Question

(a) Two reactions have identical values for \(E_{a}\). Does this ensure that they will have the same rate constant if run at the same temperature? Explain. (b) Two similar reactions have the same rate constant at \(25^{\circ} \mathrm{C}\), but at \(35^{\circ} \mathrm{C}\) one of the reactions has a higher rate constant than the other. Account for these observations.

Short answer

\(E_a\) values being identical does not guarantee the same rate constant for two reactions at the same temperature, as the pre-exponential factor (A) may differ. Two reactions with the same rate constant at \(25^{\circ} \mathrm{C}\) but different rate constants at \(35^{\circ} \mathrm{C}\) could arise due to differences in activation energies or pre-exponential factors, which are more significant at higher temperatures due to the exponential term in the Arrhenius equation.

Step-by-step solution

Part (a)

Step 1: Recall the Arrhenius equation The Arrhenius equation is given by: \[k = Ae^{-\frac{E_a}{RT}}\] where k is the rate constant, A is the pre-exponential factor, \(E_a\) is the activation energy, R is the gas constant, and T is the temperature in Kelvin. Step 2: Determine if the rate constants will be the same We are given that both reactions have identical values for \(E_a\). Since both reactions are run at the same temperature, T is the same for both reactions. Thus, the only factor that can be different in the two reactions in the Arrhenius equation is the pre-exponential factor (A). If the value of A is the same for both reactions, then they will have the same rate constant, but if A is different, then their rate constants will be different as well. Therefore, having identical values for \(E_a\) does not ensure that the reactions will have the same rate constant if run at the same temperature.

Part (b)

Step 1: Use the Arrhenius equation We will use the Arrhenius equation to relate the rate constants and temperatures of the two reactions.
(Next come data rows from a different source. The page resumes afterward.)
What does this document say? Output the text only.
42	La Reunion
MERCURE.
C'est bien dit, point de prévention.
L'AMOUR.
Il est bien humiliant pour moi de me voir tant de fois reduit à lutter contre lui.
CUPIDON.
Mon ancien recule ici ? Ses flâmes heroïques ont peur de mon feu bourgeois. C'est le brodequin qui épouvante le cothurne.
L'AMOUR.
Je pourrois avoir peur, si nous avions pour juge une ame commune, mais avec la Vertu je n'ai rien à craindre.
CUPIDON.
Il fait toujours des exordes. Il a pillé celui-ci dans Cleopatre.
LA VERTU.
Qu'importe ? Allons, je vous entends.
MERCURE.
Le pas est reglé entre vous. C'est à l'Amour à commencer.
We know that the rate constant is the same for both reactions at \(25^{\circ} \mathrm{C}\) and different at \(35^{\circ} \mathrm{C}\). \[k_1 = Ae^{-\frac{E_{a1}}{R(25+273)}}\] \[k_2 = Ae^{-\frac{E_{a2}}{R(25+273)}}\] At \(35^{\circ} \mathrm{C}\): \[k_1' = Ae^{-\frac{E_{a1}}{R(35+273)}}\] \[k_2' = Ae^{-\frac{E_{a2}}{R(35+273)}}\] Step 2: Account for the observations At \(25^{\circ} \mathrm{C}\), since the rate constants are the same, the activation energies (\(E_{a1}\) and \(E_{a2}\)) and pre-exponential factors (A) for both reactions may be similar or their combinations balance each other out. However, at the higher temperature of \(35^{\circ} \mathrm{C}\), the effect of the activation energy differences becomes more significant due to the exponential term, hence one reaction has a higher rate constant than the other. This indicates that the activation energies of the two reactions or their pre-exponential factors, which account for factors like the frequency of molecular collisions, are not identical at different temperatures.